A crisis of academic freedom is looming in Europe.
Usually, when academic freedom comes under fire in the West, people assume that it is a marginal issue, confined to countries like Hungary that have become increasingly authoritarian.
However, an honest reckoning would show that the problem is far more widespread than Europeans and Americans would like to admit.
Yes, things are bad in the country of Hungarian Prime Minister Viktor Orban, where constitutional protections for academic freedom have been erased, gender studies has been denied accreditation as an academic course, and a former military colonel has been appointed chancellor of the Budapest University of Theatre and Film Arts.
However, consider France, where French Minister of Higher Education, Research and Innovation Frederique Vidal has accused the country’s universities of promoting “Islamo-leftism,” and launched an investigation into the entire academic field of postcolonial studies.
The threat is not confined to the EU.
In the UK and the US, which have long represented the gold standard for academic freedom, lawmakers appear to want to join ranks with Hungary’s illiberal regime.
Republican-controlled US state legislatures are drafting bills to prevent “critical race theory” and other academic fields from being taught in public schools.
Meanwhile, the British Department of Education released a white paper titled “Higher education: free speech and academic freedom” that appears to call for radical restrictions of academic freedom in universities.
In a truly Orwellian gesture, London wants to install a “Free Speech and Academic Freedom Champion” in the British Office for Students.
While British Prime Minister Boris Johnson will probably not go so far as to appoint a former military officer to the post, he will doubtlessly choose someone with strong partisan credentials.
The crisis of academic freedom is partly political and regulatory, featuring threats and legal restrictions on research and education.
These are, in essence, attacks against the very notion of knowledge as a public good, although they are more disguised than is the case in countries like Turkey or Russia.
However, there is also an intellectual dimension to the crisis, born of the absence of a shared understanding of how academic freedom should be adapted to the present.
Academic freedom is a global challenge, but Europe has a particular problem with it.
In Europe, university education has been transformed by the creation of the European Higher Education Area (EHEA), a process that started in 1999.
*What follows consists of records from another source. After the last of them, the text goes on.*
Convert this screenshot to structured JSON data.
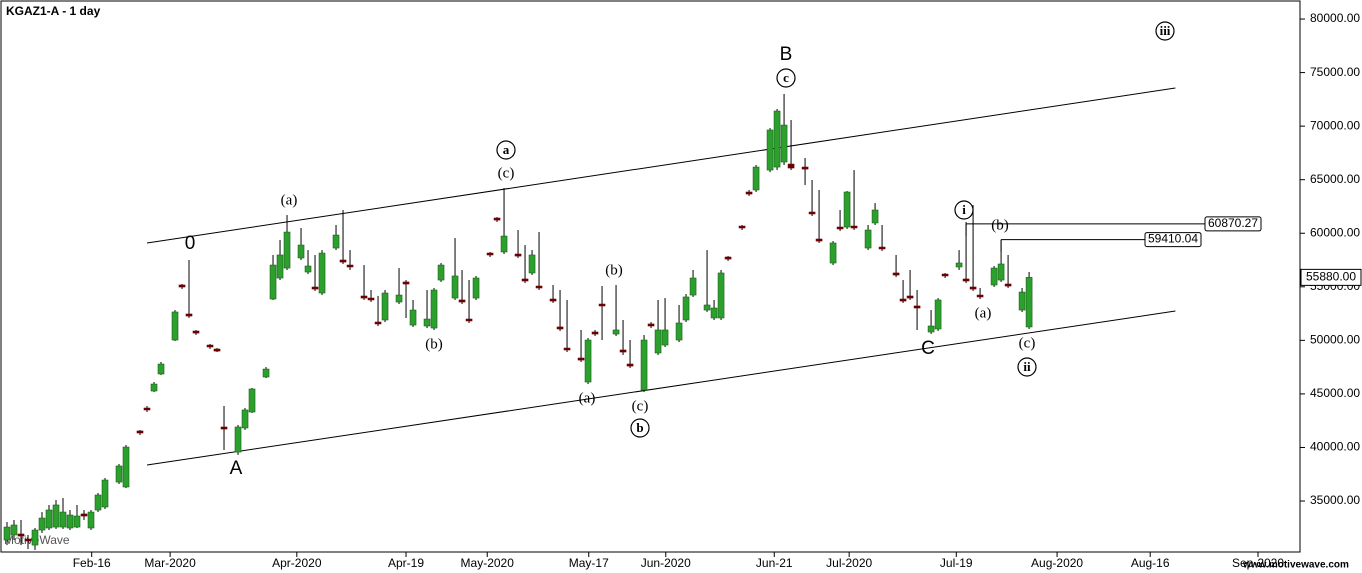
{
  "chart_data": {
    "type": "candlestick",
    "title": "KGAZ1-A - 1 day",
    "watermark": "MotiveWave",
    "logo": "www.motivewave.com",
    "up_color": "#2ca02c",
    "down_color": "#6b0000",
    "x": [
      1,
      2,
      3,
      4,
      5,
      6,
      7,
      8,
      9,
      10,
      11,
      12,
      13,
      14,
      15,
      17,
      18,
      20,
      21,
      22,
      23,
      25,
      26,
      27,
      28,
      30,
      31,
      32,
      34,
      35,
      36,
      38,
      39,
      40,
      41,
      43,
      44,
      45,
      46,
      48,
      49,
      50,
      52,
      53,
      54,
      55,
      57,
      58,
      59,
      61,
      62,
      63,
      65,
      66,
      67,
      68,
      70,
      71,
      72,
      74,
      75,
      76,
      77,
      79,
      80,
      81,
      83,
      84,
      85,
      86,
      88,
      89,
      90,
      92,
      93,
      94,
      95,
      97,
      98,
      99,
      101,
      102,
      103,
      104,
      106,
      107,
      108,
      110,
      111,
      112,
      113,
      115,
      116,
      117,
      119,
      120,
      121,
      122,
      124,
      125,
      126,
      128,
      129,
      130,
      131,
      133,
      134,
      135,
      137,
      138,
      139,
      140,
      142,
      143,
      144,
      146,
      147
    ],
    "open": [
      31360,
      31830,
      31920,
      31450,
      30890,
      32290,
      32480,
      32570,
      32570,
      32480,
      32570,
      33790,
      32480,
      34160,
      34440,
      36770,
      36310,
      41540,
      43680,
      45270,
      46860,
      50030,
      55170,
      52460,
      50870,
      49560,
      49190,
      41910,
      39570,
      41820,
      43310,
      46580,
      53860,
      55820,
      56750,
      57690,
      56380,
      54980,
      54420,
      58620,
      57500,
      57030,
      54140,
      53950,
      51710,
      51900,
      53580,
      55450,
      51430,
      51340,
      51150,
      55630,
      53950,
      53770,
      51990,
      53950,
      58150,
      61420,
      58250,
      58060,
      55730,
      56290,
      55070,
      53860,
      51250,
      49280,
      48350,
      46110,
      50780,
      53390,
      50590,
      49100,
      47790,
      45360,
      51530,
      48820,
      49560,
      50030,
      51900,
      54230,
      52830,
      52090,
      52090,
      57780,
      60670,
      63850,
      64040,
      65900,
      66180,
      66650,
      66460,
      66180,
      61980,
      59460,
      57220,
      60580,
      60580,
      60670,
      58620,
      60960,
      58710,
      56290,
      53860,
      54140,
      53210,
      50780,
      51060,
      56190,
      56850,
      55730,
      54980,
      54230,
      55170,
      55630,
      55260,
      52830,
      51250
    ],
    "high": [
      33040,
      33230,
      33230,
      31830,
      32480,
      33970,
      34630,
      35090,
      35280,
      34160,
      34630,
      34160,
      34160,
      35750,
      37150,
      38450,
      40230,
      41630,
      43870,
      46110,
      47980,
      52830,
      55260,
      57500,
      50970,
      49660,
      49280,
      43870,
      42100,
      43680,
      45550,
      47510,
      57970,
      59370,
      61700,
      60490,
      58430,
      57970,
      58430,
      60770,
      62170,
      58430,
      57030,
      54700,
      54140,
      54700,
      56750,
      55630,
      53770,
      54700,
      54890,
      57220,
      59550,
      56570,
      55630,
      56010,
      58250,
      61510,
      64220,
      60300,
      58900,
      58430,
      60110,
      55170,
      54700,
      53770,
      50970,
      50220,
      50970,
      55070,
      55170,
      51900,
      50030,
      50500,
      51710,
      53770,
      53950,
      53300,
      54330,
      56570,
      58430,
      53770,
      56570,
      57870,
      60770,
      64040,
      66370,
      69820,
      71600,
      73000,
      70570,
      67020,
      64970,
      64040,
      59270,
      62170,
      63940,
      65900,
      60770,
      62820,
      60770,
      57970,
      55630,
      56570,
      54700,
      52830,
      53950,
      56290,
      58430,
      61050,
      62630,
      54890,
      56940,
      59370,
      57970,
      54890,
      56380
    ],
    "low": [
      30890,
      31360,
      30890,
      30520,
      30430,
      32010,
      32290,
      32390,
      32390,
      32290,
      32480,
      33230,
      32290,
      33970,
      34250,
      36590,
      36210,
      41160,
      43310,
      45180,
      46760,
      49940,
      54790,
      52090,
      50500,
      49190,
      48910,
      39760,
      39300,
      41630,
      43220,
      46480,
      53770,
      55630,
      56570,
      57500,
      56190,
      54610,
      54230,
      58430,
      57130,
      56570,
      53770,
      53580,
      51340,
      51710,
      53390,
      52090,
      51250,
      51150,
      50970,
      55450,
      53770,
      53390,
      51620,
      53770,
      57780,
      61050,
      58060,
      57690,
      55350,
      56100,
      54700,
      53490,
      50870,
      48910,
      47980,
      45920,
      50400,
      50030,
      50400,
      48630,
      47420,
      45180,
      51150,
      48630,
      49380,
      49840,
      51710,
      54050,
      52650,
      51900,
      51900,
      57410,
      60300,
      63480,
      63850,
      65710,
      65900,
      66370,
      65900,
      64500,
      61610,
      59090,
      57030,
      60210,
      60400,
      60300,
      58430,
      60770,
      58340,
      55910,
      53490,
      53770,
      50970,
      50590,
      50870,
      55820,
      56570,
      55350,
      54610,
      53860,
      54980,
      55450,
      54890,
      52650,
      51060
    ],
    "close": [
      32570,
      32760,
      31730,
      31270,
      32290,
      33410,
      34160,
      34630,
      33970,
      33690,
      33600,
      33600,
      33970,
      35560,
      36960,
      38270,
      40040,
      41350,
      43500,
      45920,
      47790,
      52650,
      54980,
      52270,
      50680,
      49380,
      49000,
      41720,
      41910,
      43500,
      45460,
      47320,
      57030,
      57970,
      60110,
      58900,
      56940,
      54790,
      58150,
      59830,
      57310,
      56850,
      53950,
      53770,
      51530,
      54420,
      54230,
      55260,
      52830,
      51990,
      54700,
      57030,
      56010,
      53580,
      51810,
      55820,
      57970,
      61230,
      59740,
      57870,
      55540,
      57970,
      54890,
      53670,
      51060,
      49100,
      48160,
      50030,
      50590,
      53210,
      50970,
      48910,
      47600,
      50030,
      51340,
      50970,
      50970,
      51620,
      54050,
      55820,
      53300,
      53020,
      56290,
      57590,
      60490,
      63660,
      66180,
      69640,
      71410,
      70100,
      66090,
      65990,
      61800,
      59270,
      59090,
      60400,
      63850,
      60490,
      60300,
      62170,
      58530,
      56100,
      53670,
      53950,
      53020,
      51340,
      53770,
      56010,
      57220,
      55540,
      54790,
      54050,
      56750,
      57130,
      55070,
      54510,
      55880
    ],
    "xlim": [
      0,
      185.7
    ],
    "ylim": [
      30240,
      81590
    ],
    "xticks": [
      {
        "value": 13.1,
        "label": "Feb-16"
      },
      {
        "value": 24.3,
        "label": "Mar-2020"
      },
      {
        "value": 42.4,
        "label": "Apr-2020"
      },
      {
        "value": 58,
        "label": "Apr-19"
      },
      {
        "value": 69.6,
        "label": "May-2020"
      },
      {
        "value": 84.1,
        "label": "May-17"
      },
      {
        "value": 95.1,
        "label": "Jun-2020"
      },
      {
        "value": 110.6,
        "label": "Jun-21"
      },
      {
        "value": 121.3,
        "label": "Jul-2020"
      },
      {
        "value": 136.6,
        "label": "Jul-19"
      },
      {
        "value": 151,
        "label": "Aug-2020"
      },
      {
        "value": 164.3,
        "label": "Aug-16"
      },
      {
        "value": 179.7,
        "label": "Sep-2020"
      }
    ],
    "yticks": [
      {
        "value": 35000,
        "label": "35000.00"
      },
      {
        "value": 40000,
        "label": "40000.00"
      },
      {
        "value": 45000,
        "label": "45000.00"
      },
      {
        "value": 50000,
        "label": "50000.00"
      },
      {
        "value": 55000,
        "label": "55000.00"
      },
      {
        "value": 60000,
        "label": "60000.00"
      },
      {
        "value": 65000,
        "label": "65000.00"
      },
      {
        "value": 70000,
        "label": "70000.00"
      },
      {
        "value": 75000,
        "label": "75000.00"
      },
      {
        "value": 80000,
        "label": "80000.00"
      }
    ],
    "channel": [
      {
        "x": [
          21,
          167.9
        ],
        "y": [
          59090,
          73560
        ]
      },
      {
        "x": [
          21,
          167.9
        ],
        "y": [
          38360,
          52740
        ]
      }
    ],
    "price_levels": [
      {
        "x": 138,
        "value": 60870.27,
        "label": "60870.27"
      },
      {
        "x": 143,
        "value": 59410.04,
        "label": "59410.04"
      }
    ],
    "last_price": {
      "value": 55880,
      "label": "55880.00"
    },
    "wave_labels": [
      {
        "text": "0"
      },
      {
        "text": "A"
      },
      {
        "text": "B"
      },
      {
        "text": "C"
      },
      {
        "text": "(a)"
      },
      {
        "text": "(b)"
      },
      {
        "text": "a",
        "circled": true
      },
      {
        "text": "(c)"
      },
      {
        "text": "(b)"
      },
      {
        "text": "(a)"
      },
      {
        "text": "(c)"
      },
      {
        "text": "b",
        "circled": true
      },
      {
        "text": "c",
        "circled": true
      },
      {
        "text": "i",
        "circled": true
      },
      {
        "text": "(b)"
      },
      {
        "text": "(a)"
      },
      {
        "text": "(c)"
      },
      {
        "text": "ii",
        "circled": true
      },
      {
        "text": "iii",
        "circled": true
      }
    ]
  }
}
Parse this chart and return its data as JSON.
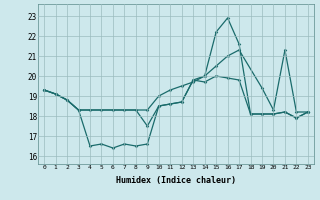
{
  "xlabel": "Humidex (Indice chaleur)",
  "bg_color": "#cde8ec",
  "grid_color": "#9bbcbf",
  "line_color": "#1a6b6b",
  "xlim": [
    -0.5,
    23.5
  ],
  "ylim": [
    15.6,
    23.6
  ],
  "yticks": [
    16,
    17,
    18,
    19,
    20,
    21,
    22,
    23
  ],
  "xticks": [
    0,
    1,
    2,
    3,
    4,
    5,
    6,
    7,
    8,
    9,
    10,
    11,
    12,
    13,
    14,
    15,
    16,
    17,
    18,
    19,
    20,
    21,
    22,
    23
  ],
  "line1_x": [
    0,
    1,
    2,
    3,
    4,
    5,
    6,
    7,
    8,
    9,
    10,
    11,
    12,
    13,
    14,
    15,
    16,
    17,
    18,
    19,
    20,
    21,
    22,
    23
  ],
  "line1_y": [
    19.3,
    19.1,
    18.8,
    18.3,
    16.5,
    16.6,
    16.4,
    16.6,
    16.5,
    16.6,
    18.5,
    18.6,
    18.7,
    19.8,
    19.7,
    20.0,
    19.9,
    19.8,
    18.1,
    18.1,
    18.1,
    18.2,
    17.9,
    18.2
  ],
  "line2_x": [
    0,
    1,
    2,
    3,
    4,
    5,
    6,
    7,
    8,
    9,
    10,
    11,
    12,
    13,
    14,
    15,
    16,
    17,
    18,
    19,
    20,
    21,
    22,
    23
  ],
  "line2_y": [
    19.3,
    19.1,
    18.8,
    18.3,
    18.3,
    18.3,
    18.3,
    18.3,
    18.3,
    17.5,
    18.5,
    18.6,
    18.7,
    19.8,
    20.0,
    22.2,
    22.9,
    21.6,
    18.1,
    18.1,
    18.1,
    18.2,
    17.9,
    18.2
  ],
  "line3_x": [
    0,
    1,
    2,
    3,
    9,
    10,
    11,
    12,
    13,
    14,
    15,
    16,
    17,
    19,
    20,
    21,
    22,
    23
  ],
  "line3_y": [
    19.3,
    19.1,
    18.8,
    18.3,
    18.3,
    19.0,
    19.3,
    19.5,
    19.7,
    20.0,
    20.5,
    21.0,
    21.3,
    19.4,
    18.3,
    21.3,
    18.2,
    18.2
  ]
}
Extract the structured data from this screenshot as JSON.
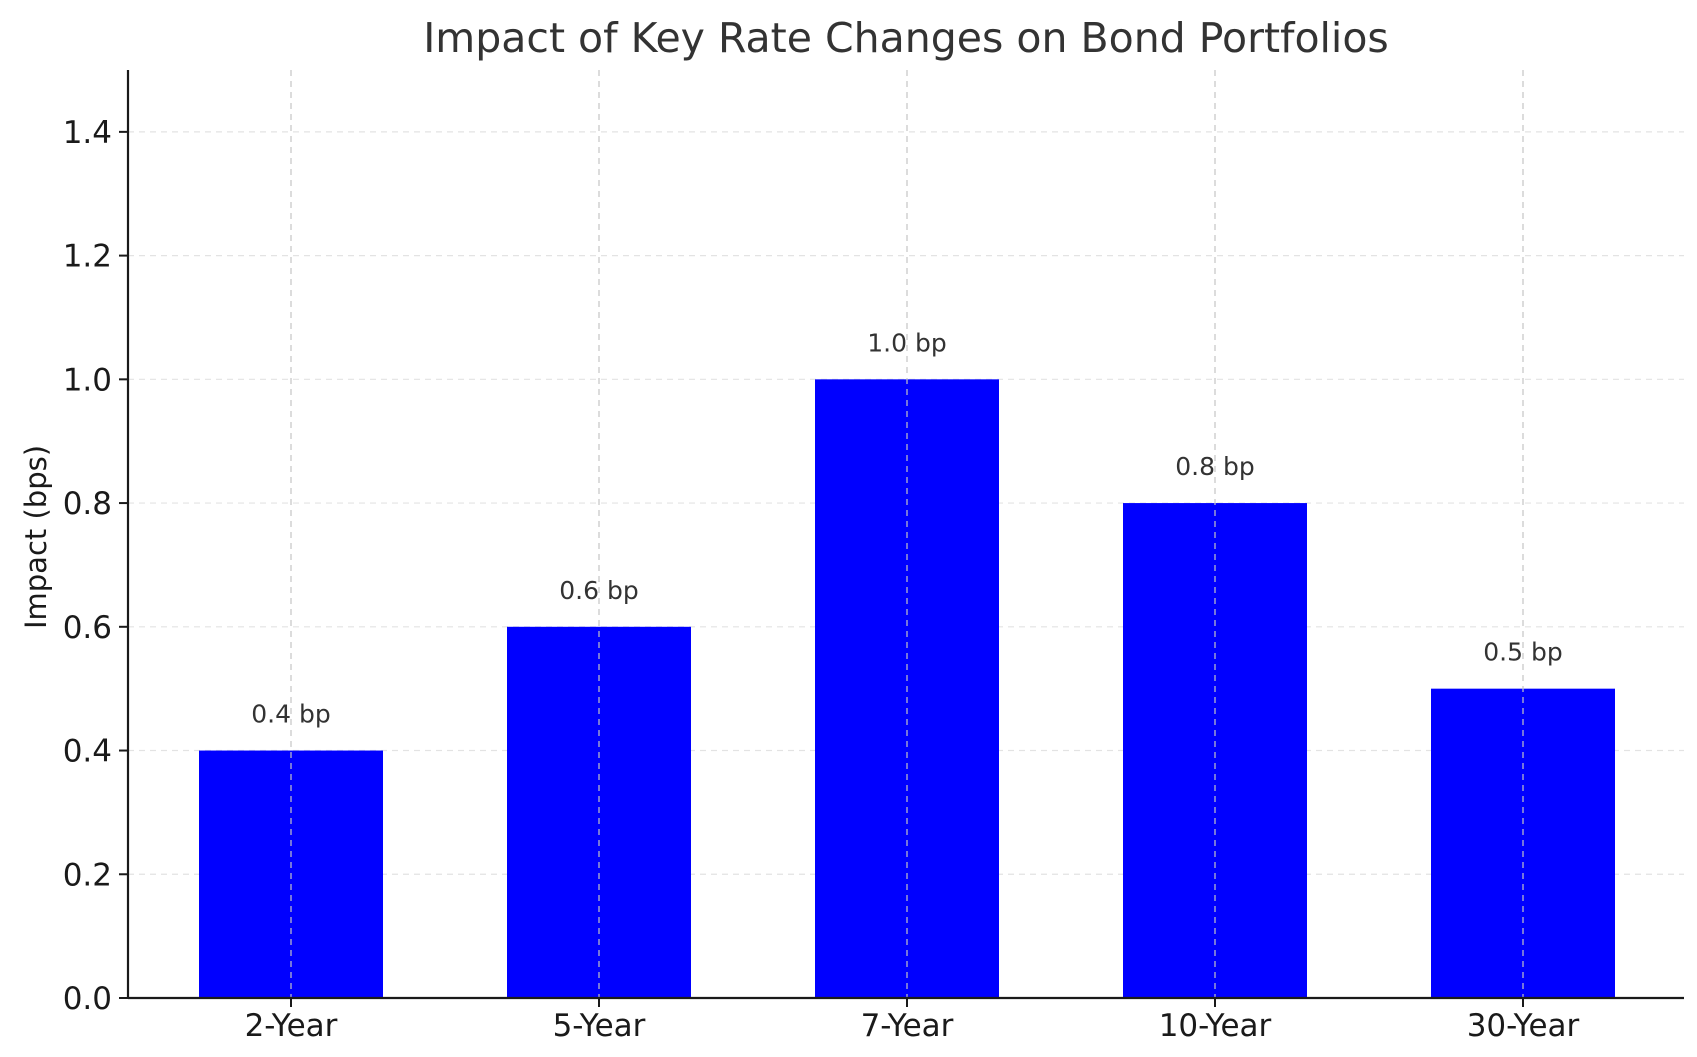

Comprising 49 countries, the EHEA has created a common space for higher education with shared models and standards, intense exchanges, and joint regulations and institutions, which transcend national jurisdictions and academic traditions.
Yet, despite these remarkable changes, the work of developing a shared concept of academic freedom, suited to the present, has not kept up. Instead, academic freedom has simply been neglected, with scant agreement about what it even means.
Whether one looks to higher-education policies or within universities themselves, there simply is no shared definition of the concept, nor any common recognition of why it is needed.
The enemies of academic freedom have profited from this vacuum, exploiting it for political benefit.
When the European Commission in 2017 sued Hungary for infringing on academic freedom, it pointed to the fact that the Central European University had been forced out of the country.
However, the Hungarian government maintained that the EU had no jurisdiction, because there was no European definition of academic freedom — legal or otherwise — upon which to base its case.
In the end, what should have been a clear-cut landmark case about academic freedom turned partly into a dispute about the delivery of commercial services under WTO rules.
In France, Vidal justified her attack on universities not only with political and legal arguments — namely, that restrictions on some disciplines are necessary to protect the rule of law and to prevent terrorism — but also with her own tendentious definition of academic freedom.
Adopting a familiar tactic from the far right, the French government has tried to package its assault on postcolonial studies as a research project, as if it is simply exercising academic freedom for itself. By framing the issue in this way, Paris can pretend that it is not cracking down on postcolonial studies for political reasons, but rather conducting its own “study” into the issue of “Islamo-leftism.”
There is a recent precedent for this strategy in the UK.
In 2017, British lawmaker Chris Heaton-Harris demanded that all major universities in the country submit course syllabi and the names of any instructors teaching their students about Brexit. In response to the inevitable backlash, his excuse was that he “was doing research” for a book.
Universities should not be political institutions, but protecting them from attack nonetheless requires political action, because academic freedom is a political issue.
The free and open pursuit of knowledge as a public good is necessary to the proper functioning of democracy.
The crisis of academic freedom demands intellectual resistance, starting with an effort to develop a modern, common understanding of the concept in Europe.
Academics could profitably work with their allies in the European Parliament, where there has been strong support for the Central European University in its struggles with the Orban regime, and for freedom of research and education more generally.
The question, of course, is what a pan-European concept of academic freedom might look like.
Can we draw inspiration from the European tradition of a rationalist, “colorblind” epistemology, or do we need new, more sophisticated perspectives?
After a long delay, initiatives to explore such questions are now underway. It is my profound hope that these efforts are not coming too late.
Liviu Matei is provost of Central European University and director of the Global Observatory on Academic Freedom.